The south is known for its barbecues, grilling, and seafood boils. Depending on the geography of the state, food prepared in these ways varies, but the same cooking methods are used throughout the South. These techniques are often used to cook meals in quantity, which are shared with the greater community. The cooking experience is intrinsically communal as well.

Stories, life lessons, and bonding are all part of outdoor cooking. Although Southern men are certainly at home in the kitchen, it is often men who spend the night shoveling coals and embers for barbecue, or who boil gallons of water to cook seafood. The act of cooking together in multi-generational groups is part of the experience, with elders informing young relatives of the intricacies of the cooking, the fire, and the preparations necessary for a perfect meal. All the while they are imparting knowledge of the group, giving advice about living, and passing on the values of the community.

Our word “barbecue” originated with a Taino Indian term, barbacoa (as recorded by the Spanish conquistadores) — a frame of green saplings over which meats and seafood would be smoked-roasted over a wood fire. The word made its way northward from the Caribbean to what we now know as the Southern United States. Barbecue involves a low temperature and prolonged cooking time, with the food generally cooked next to, not directly over the fire. Smoke is the soul of barbecue, although the wood varies as you travel throughout the South. Texans prefer oak and mesquite, for example, while in Kentucky and Tennessee, hickory and apple are the fuels of choice.

The first thing to come to terms with is that barbecue is not synonymous with grilling. Unfortunately, “Backyard Grilling Party” does not sound as catchy as “Backyard Barbecue. ” But the outdoor event where people grill hot dogs and burgers on an open flame using store-bought charcoals and a spatula isn’t actually a barbecue. Barbecue is a slow smoking process that uses various types of wood that are sometimes placed in a separate chamber from the meat (commonly the whole animal), depending on the type of barbecue pit being used. Grilling, on the other hand, takes much less time because it is done using high heat with smaller, tender pieces of meat.

In Colonial and nineteenth century America, and even in some parts of the South today, barbecue was cooked on sticks or metal grates stretched over a wood ember-filled pit or trench. The work was typically done by African Americans, who spent the night tending the fire, watching the meat, and serving it the next day. Thus was born the barbecue “pit” and pit barbecue. Today, most American barbecue is cooked above ground in a brick or metal cooker, but we still refer to the equipment as a “pit.” As for the term barbecue, over the centuries its meaning has broadened to the point where we now use it as a verb, “to cook meats or seafoods with wood smoke or simply to cook outdoors,” and a noun, “a piece of cooking equipment; a public or family meal cooked and eaten outdoors; or a particular meat cooked and eaten in a traditional manner.”

What one means by “barbecue” varies widely as you travel through the South. In the Carolinas, for example, it means pork, chopped or shredded and doused with vinegar sauce (in North Carolina) or mustard sauce (in parts of South Carolina) and often served with pickles or slaw on a bun. In Texas, barbecue generally refers to beef, particularly brisket. There are micro-regions of barbecue, like Owensboro, Kentucky, where “barbecue” means smoked mutton, or Decatur, Alabama, where it describes smoked chicken served with a white mayonnaise-based barbecue sauce.
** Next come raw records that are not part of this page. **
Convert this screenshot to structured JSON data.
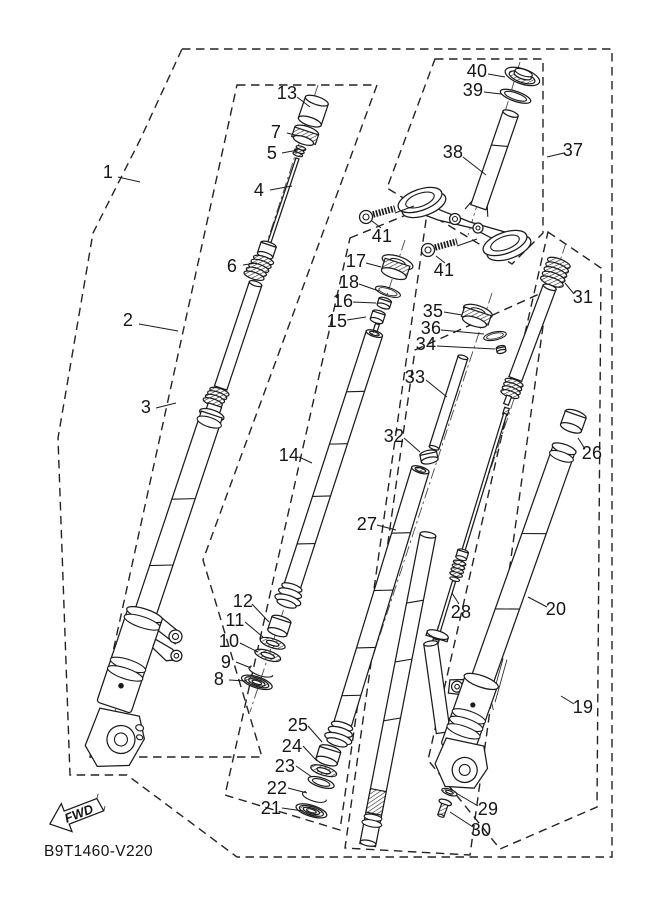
{
  "diagram": {
    "code": "B9T1460-V220",
    "fwd": "FWD",
    "colors": {
      "background": "#ffffff",
      "line": "#1b1b1b"
    },
    "icons": {
      "fwd_arrow": "left-arrow"
    }
  },
  "parts": [
    {
      "num": "1"
    },
    {
      "num": "2"
    },
    {
      "num": "3"
    },
    {
      "num": "4"
    },
    {
      "num": "5"
    },
    {
      "num": "6"
    },
    {
      "num": "7"
    },
    {
      "num": "8"
    },
    {
      "num": "9"
    },
    {
      "num": "10"
    },
    {
      "num": "11"
    },
    {
      "num": "12"
    },
    {
      "num": "13"
    },
    {
      "num": "14"
    },
    {
      "num": "15"
    },
    {
      "num": "16"
    },
    {
      "num": "17"
    },
    {
      "num": "18"
    },
    {
      "num": "19"
    },
    {
      "num": "20"
    },
    {
      "num": "21"
    },
    {
      "num": "22"
    },
    {
      "num": "23"
    },
    {
      "num": "24"
    },
    {
      "num": "25"
    },
    {
      "num": "26"
    },
    {
      "num": "27"
    },
    {
      "num": "28"
    },
    {
      "num": "29"
    },
    {
      "num": "30"
    },
    {
      "num": "31"
    },
    {
      "num": "32"
    },
    {
      "num": "33"
    },
    {
      "num": "34"
    },
    {
      "num": "35"
    },
    {
      "num": "36"
    },
    {
      "num": "37"
    },
    {
      "num": "38"
    },
    {
      "num": "39"
    },
    {
      "num": "40"
    },
    {
      "num": "41"
    },
    {
      "num": "41"
    }
  ]
}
Wherever and however it’s done, barbecuing requires patience, imagination, and hard work.   The equipment, fuel, seasonings, proteins, and sauces (or lack of sauces) vary from city to city and state to state. It takes years of experience to get coals just right and to feel for the temperature instead of using a thermometer. These skills make the places that use a computer controlled pit with thermocouples seem like cheating.

We are fortunate to have the noted TV host and barbecue expert Steven Raichlen as our barbecue curator. With Steven’s help, we curated our Trail of Smoke and Fire.
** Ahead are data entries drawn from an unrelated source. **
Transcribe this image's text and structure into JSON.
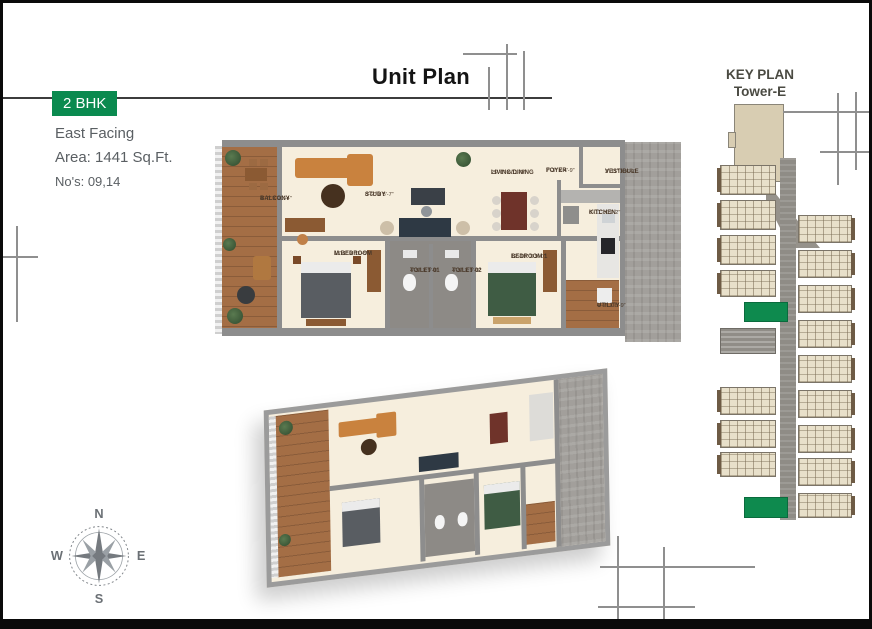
{
  "page": {
    "title": "Unit Plan"
  },
  "unit_info": {
    "type_badge": "2 BHK",
    "facing": "East Facing",
    "area": "Area: 1441 Sq.Ft.",
    "unit_numbers": "No's: 09,14",
    "badge_color": "#0A8A4F"
  },
  "key_plan": {
    "title": "KEY PLAN",
    "subtitle": "Tower-E",
    "highlight_color": "#0E8A4E"
  },
  "compass": {
    "north": "N",
    "east": "E",
    "south": "S",
    "west": "W"
  },
  "floor_plan": {
    "rooms": [
      {
        "name": "BALCONY",
        "dims": "4'-7\" X 21'-4\""
      },
      {
        "name": "STUDY",
        "dims": "8'-2\" X 8'-7\""
      },
      {
        "name": "LIVING/DINING",
        "dims": "25'-0\" X 11'-0\""
      },
      {
        "name": "FOYER",
        "dims": "7'-3\" X 4'-9\""
      },
      {
        "name": "VESTIBULE",
        "dims": "3'-11\" X 4'-9\""
      },
      {
        "name": "KITCHEN",
        "dims": "6'-11\" X 9'-2\""
      },
      {
        "name": "M.BEDROOM",
        "dims": "13'-1\" X 11'-5\""
      },
      {
        "name": "TOILET 01",
        "dims": "4'-5\" X 9'-0\""
      },
      {
        "name": "TOILET 02",
        "dims": "4'-5\" X 9'-0\""
      },
      {
        "name": "BEDROOM 1",
        "dims": "12'-10\" X 9'-0\""
      },
      {
        "name": "UTILITY",
        "dims": "4'-7\" X 8'-9\""
      }
    ]
  }
}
Just like barbecue, boiling is a group process. It often involves actually catching bushel baskets of crabs, shrimp, or crawfish. The cooking at the boil is not as arduous as spending the night at a barbecue. But the time spent together catching the regional shellfish, and the secrets and finesse of proper seasoning, makes the boil different but important as a community social event. Unlike barbecue, which you can enjoy immediately when it hits your plate, a boil requires the ability to peel your crustacean before you eat it. Just learning how to do that provides one more teaching moment.
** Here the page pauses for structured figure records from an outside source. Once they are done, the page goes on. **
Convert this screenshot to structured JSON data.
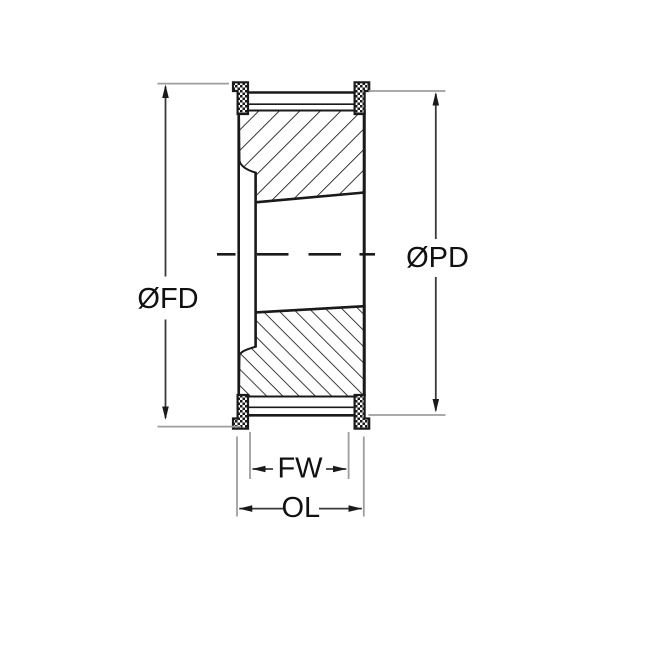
{
  "diagram": {
    "dimension_labels": {
      "flange_diameter": "ØFD",
      "pitch_diameter": "ØPD",
      "face_width": "FW",
      "overall_length": "OL"
    },
    "colors": {
      "drawing_line": "#1a1a1a",
      "dimension_line": "#3a3a3a",
      "extension_line": "#9e9e9e",
      "label_text": "#111111",
      "background": "#ffffff"
    }
  }
}
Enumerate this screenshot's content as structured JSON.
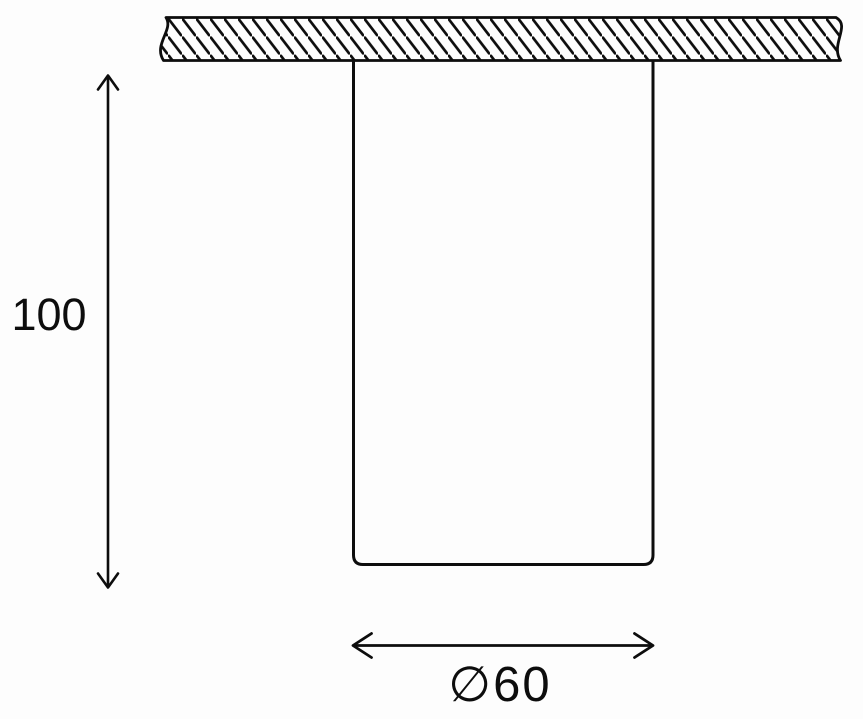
{
  "page": {
    "background_color": "#fdfdfd",
    "line_color": "#0d0d0d"
  },
  "diagram": {
    "type": "technical-dimension-drawing",
    "subject": "surface-mounted cylindrical ceiling light fixture, side elevation",
    "ceiling": {
      "style": "hatched section band with break (wavy) ends"
    },
    "dimensions": {
      "height_label": "100",
      "diameter_label": "∅60"
    }
  }
}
Before the advent of widespread crawfish farming in the 1970s, boils in the New Orleans area were shrimp and crabs only. In the environs of Baton Rouge and Lafayette, boils meant crawfish. Today crawfish is easy to find in New Orleans, as well as in Cajun country, so boils are more reflective of the season than the place. And as people have tried to make their boils more interesting, more than just corn and potatoes have found a home in the boils – including artichokes, sweet potatoes and sausage.